Let $\beta$ be a $k$-form. Show that $d(\beta \wedge d\beta)=0$ if $k$ is even.
I get that $d(\beta \wedge d\beta)=d\beta \wedge d \beta + (-1)^k\beta \wedge d^2\beta=d\beta \wedge d \beta$.
Why doesnt this just equal $0$? I thought that if $dx^{(i)} = f^{(i)}$ then $dx^{(i)} \wedge dx^{(i)}=0 \ \forall i$?
Expanding on John's comment: the wedge product on differential forms is graded commutative (or skew commutative), meaning that for $\alpha, \beta \in \Omega^*(M)$, you have: $$\beta \wedge \alpha = (-1)^{|\alpha| |\beta|} \alpha \wedge \beta,$$ where $|\alpha|$, $|\beta|$ are the respective degrees of $\alpha$ and $\beta$. In particular if $\omega$ is a $k$-form, then $\omega \wedge \omega = (-1)^{k^2} \omega \wedge \omega$.

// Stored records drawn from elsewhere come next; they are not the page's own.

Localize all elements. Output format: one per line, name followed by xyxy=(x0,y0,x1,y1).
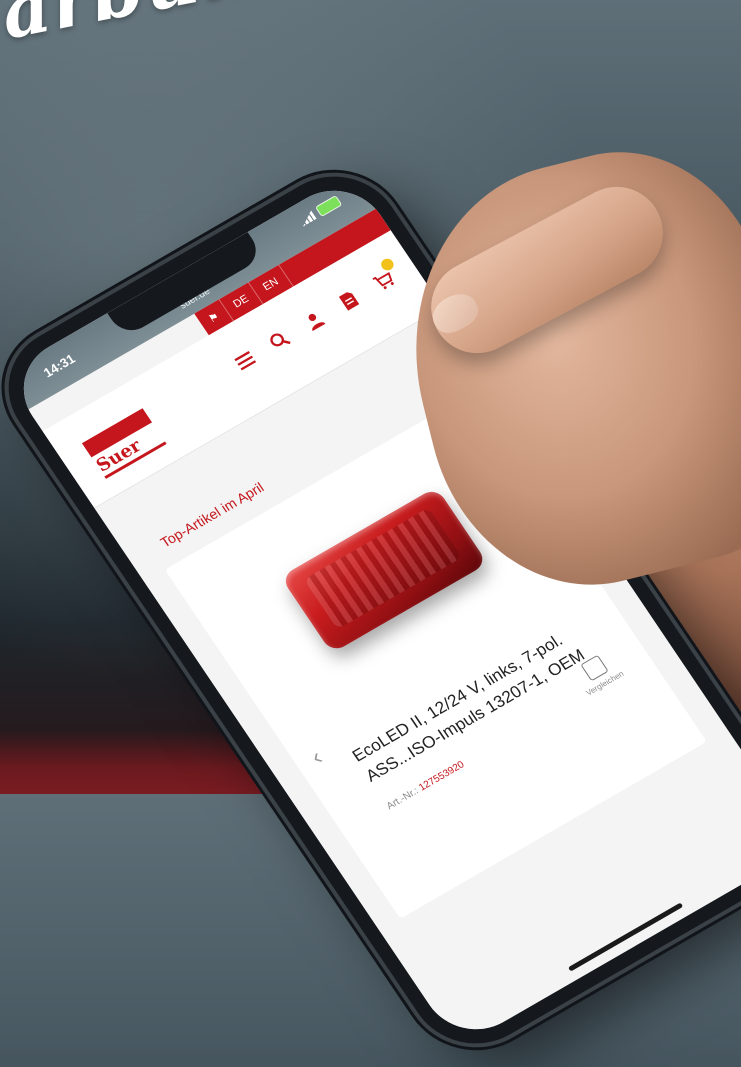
article-number[interactable]: 127553920 xyxy=(417,759,467,793)
cart-icon[interactable] xyxy=(367,256,401,297)
article-label: Art.-Nr.: xyxy=(384,785,421,813)
document-icon[interactable] xyxy=(332,285,366,317)
chevron-left-icon[interactable]: ‹ xyxy=(298,741,335,776)
search-icon[interactable] xyxy=(263,325,297,357)
suer-logo[interactable]: Suer xyxy=(81,408,167,480)
menu-icon[interactable] xyxy=(228,345,262,377)
user-icon[interactable] xyxy=(297,305,331,337)
home-indicator xyxy=(567,902,684,972)
product-title[interactable]: EcoLED II, 12/24 V, links, 7-pol. ASS...… xyxy=(348,617,602,788)
product-image[interactable] xyxy=(280,486,488,654)
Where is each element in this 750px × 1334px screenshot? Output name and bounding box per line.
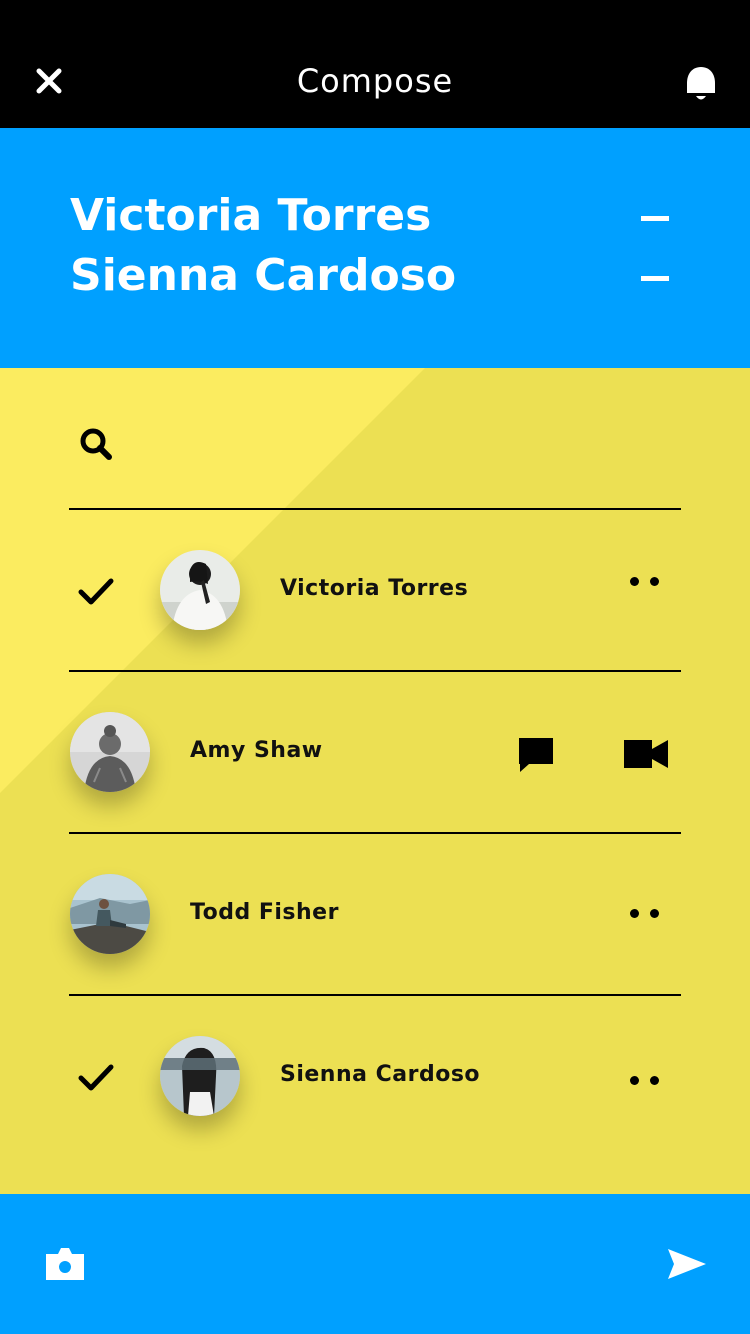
- search-input[interactable]: [130, 426, 670, 466]
- more-options-icon[interactable]: [630, 909, 660, 919]
- recipients-panel: Victoria Torres Sienna Cardoso: [0, 128, 750, 368]
- message-icon[interactable]: [514, 734, 558, 776]
- contact-name: Todd Fisher: [190, 900, 339, 925]
- more-options-icon[interactable]: [630, 1076, 660, 1086]
- camera-icon[interactable]: [42, 1244, 88, 1284]
- list-item[interactable]: Amy Shaw: [0, 672, 750, 832]
- remove-recipient-icon[interactable]: [641, 276, 669, 281]
- remove-recipient-icon[interactable]: [641, 216, 669, 221]
- recipient-name: Victoria Torres: [70, 190, 432, 241]
- video-call-icon[interactable]: [622, 738, 670, 770]
- contact-name: Victoria Torres: [280, 576, 469, 601]
- bell-icon[interactable]: [680, 62, 722, 106]
- checkmark-icon: [76, 576, 116, 608]
- contact-name: Amy Shaw: [190, 738, 323, 763]
- avatar: [160, 1036, 240, 1116]
- list-item[interactable]: Todd Fisher: [0, 834, 750, 994]
- page-title: Compose: [296, 62, 454, 100]
- send-icon[interactable]: [664, 1244, 710, 1284]
- search-icon[interactable]: [76, 424, 116, 464]
- top-bar: Compose: [0, 0, 750, 128]
- bottom-bar: [0, 1194, 750, 1334]
- avatar: [160, 550, 240, 630]
- contact-name: Sienna Cardoso: [280, 1062, 481, 1087]
- contact-list: Victoria Torres Amy Shaw Todd Fisher Sie…: [0, 368, 750, 1194]
- compose-screen: Compose Victoria Torres Sienna Cardoso V…: [0, 0, 750, 1334]
- avatar: [70, 874, 150, 954]
- list-item[interactable]: Sienna Cardoso: [0, 996, 750, 1156]
- recipient-name: Sienna Cardoso: [70, 250, 457, 301]
- list-item[interactable]: Victoria Torres: [0, 510, 750, 670]
- more-options-icon[interactable]: [630, 577, 660, 587]
- avatar: [70, 712, 150, 792]
- checkmark-icon: [76, 1062, 116, 1094]
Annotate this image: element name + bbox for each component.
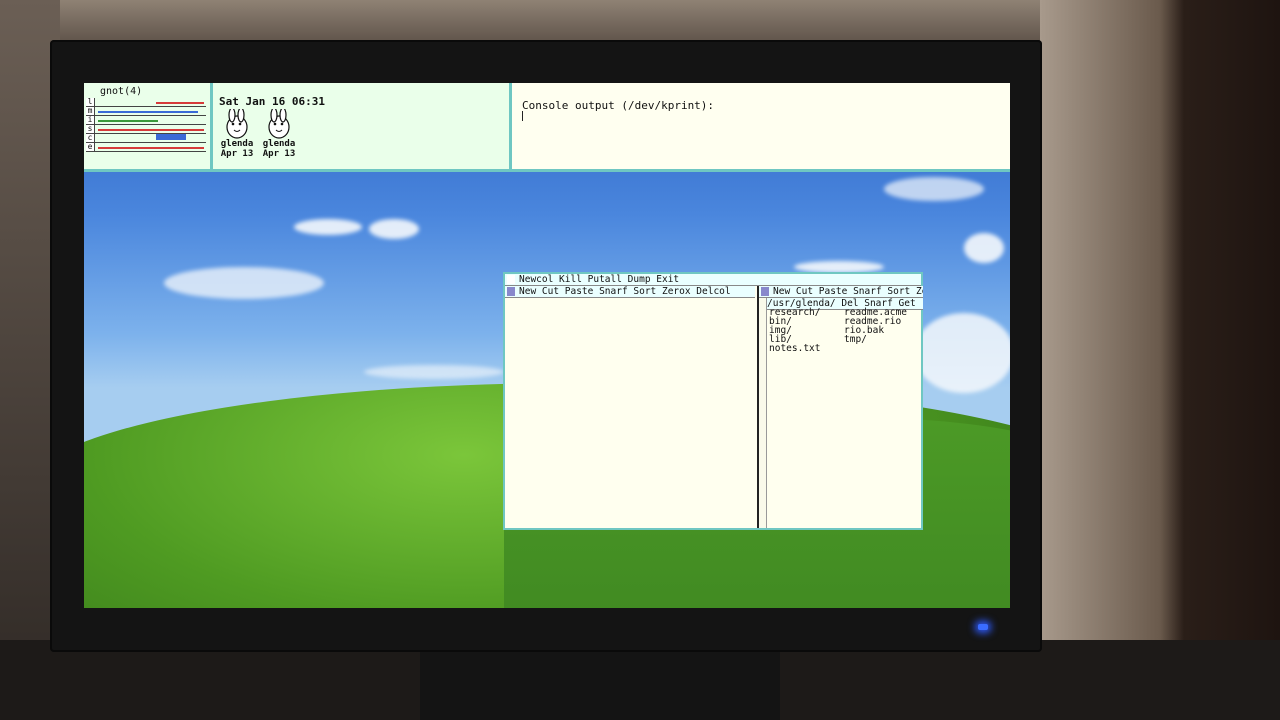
cloud <box>164 267 324 299</box>
stat-label: l <box>86 98 95 106</box>
console-window[interactable]: Console output (/dev/kprint): <box>512 83 1010 169</box>
column-tag-text[interactable]: New Cut Paste Snarf Sort Zerox Delcol <box>519 286 731 297</box>
cloud <box>294 219 362 235</box>
column-handle-icon[interactable] <box>507 287 515 296</box>
stats-title: gnot(4) <box>100 86 143 97</box>
column-tag-left[interactable]: New Cut Paste Snarf Sort Zerox Delcol <box>505 286 755 298</box>
cloud <box>364 365 504 379</box>
stat-row: m <box>86 107 206 116</box>
text-cursor <box>522 111 523 121</box>
cloud <box>369 219 419 239</box>
stat-label: e <box>86 143 95 151</box>
acme-column-right[interactable]: New Cut Paste Snarf Sort Zerox /usr/glen… <box>757 286 923 528</box>
cloud <box>884 177 984 201</box>
stat-row: c <box>86 134 206 143</box>
stat-row: e <box>86 143 206 152</box>
stat-bar <box>98 129 204 131</box>
clock-datetime: Sat Jan 16 06:31 <box>219 95 325 108</box>
column-handle-icon[interactable] <box>761 287 769 296</box>
cloud <box>914 313 1010 393</box>
stat-bar <box>156 134 186 140</box>
file-entry[interactable]: tmp/ <box>844 335 867 345</box>
stat-label: c <box>86 134 95 142</box>
acme-window[interactable]: Newcol Kill Putall Dump Exit New Cut Pas… <box>503 272 923 530</box>
user-date: Apr 13 <box>262 149 296 159</box>
user-name: glenda <box>220 139 254 149</box>
cloud <box>964 233 1004 263</box>
power-led-icon <box>978 624 988 630</box>
stats-window[interactable]: gnot(4) l m i s c e <box>84 83 213 169</box>
acme-main-tag-text[interactable]: Newcol Kill Putall Dump Exit <box>519 274 679 285</box>
stat-row: l <box>86 98 206 107</box>
stat-bar <box>98 111 198 113</box>
stat-row: s <box>86 125 206 134</box>
screen: gnot(4) l m i s c e Sat Jan 16 06:31 gle… <box>84 83 1010 608</box>
console-title: Console output (/dev/kprint): <box>522 99 715 112</box>
monitor-stand <box>420 652 780 720</box>
user-faces: glenda Apr 13 <box>259 109 299 159</box>
stat-label: i <box>86 116 95 124</box>
acme-column-left[interactable]: New Cut Paste Snarf Sort Zerox Delcol <box>505 286 755 528</box>
top-status-bar: gnot(4) l m i s c e Sat Jan 16 06:31 gle… <box>84 83 1010 172</box>
glenda-bunny-icon <box>226 109 248 139</box>
stat-bar <box>98 120 158 122</box>
stat-label: m <box>86 107 95 115</box>
stat-bar <box>156 102 204 104</box>
user-name: glenda <box>262 139 296 149</box>
layout-box-icon[interactable] <box>507 275 515 284</box>
stat-bar <box>98 147 204 149</box>
clock-window[interactable]: Sat Jan 16 06:31 glenda Apr 13 glenda Ap… <box>213 83 512 169</box>
stat-row: i <box>86 116 206 125</box>
scrollbar[interactable] <box>759 298 767 528</box>
user-faces: glenda Apr 13 <box>217 109 257 159</box>
file-entry[interactable]: notes.txt <box>769 344 820 354</box>
acme-main-tag[interactable]: Newcol Kill Putall Dump Exit <box>505 274 921 286</box>
column-tag-right[interactable]: New Cut Paste Snarf Sort Zerox <box>759 286 923 298</box>
stat-label: s <box>86 125 95 133</box>
column-tag-text[interactable]: New Cut Paste Snarf Sort Zerox <box>773 286 923 297</box>
glenda-bunny-icon <box>268 109 290 139</box>
wall-right <box>1040 0 1280 720</box>
user-date: Apr 13 <box>220 149 254 159</box>
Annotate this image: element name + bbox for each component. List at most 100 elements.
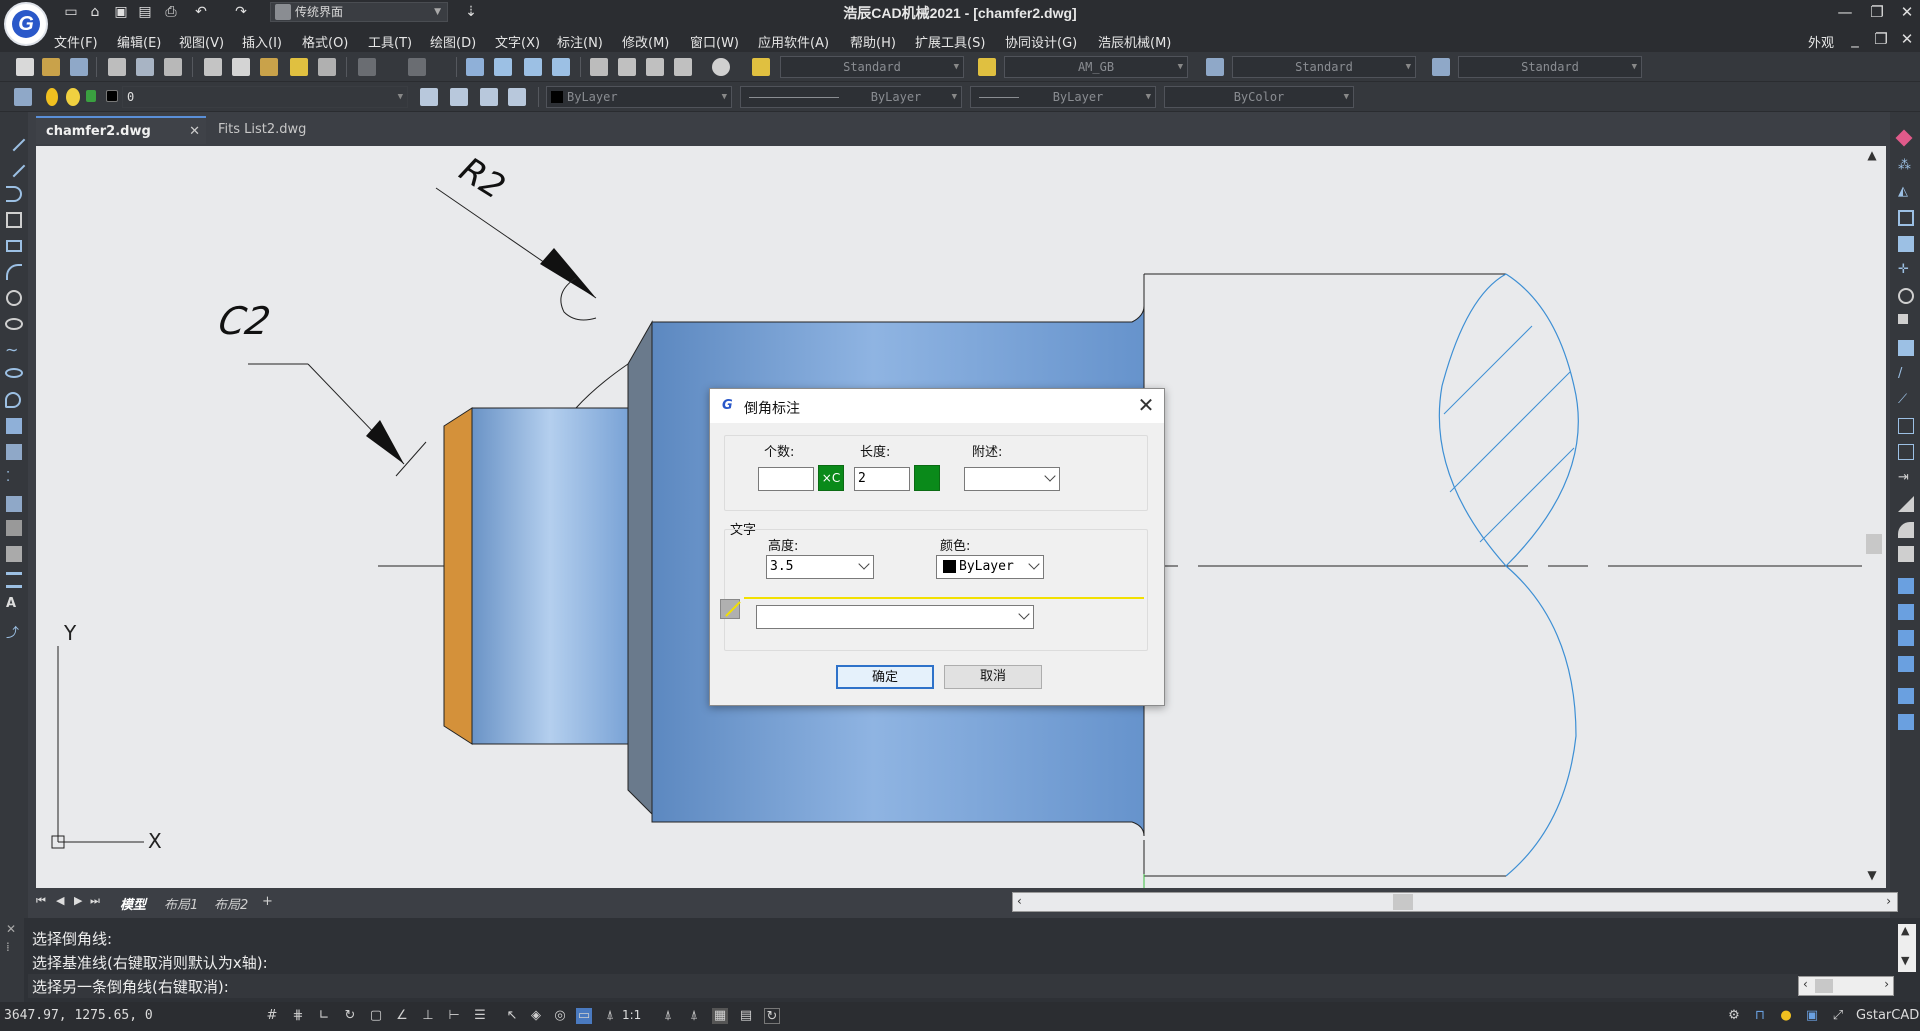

If $k$ is odd this implies $\omega \wedge \omega = - \omega \wedge \omega \implies \omega \wedge \omega = 0$. On the other hand if $k$ is even you only have the trivial identity $\omega \wedge \omega = \omega \wedge \omega$, and this doesn't imply that this form is zero.
It is true that you always have $dx^{(i)} \wedge dx^{(i)} = 0$, but this is because $dx^{(i)}$ has degree $1$, which is odd.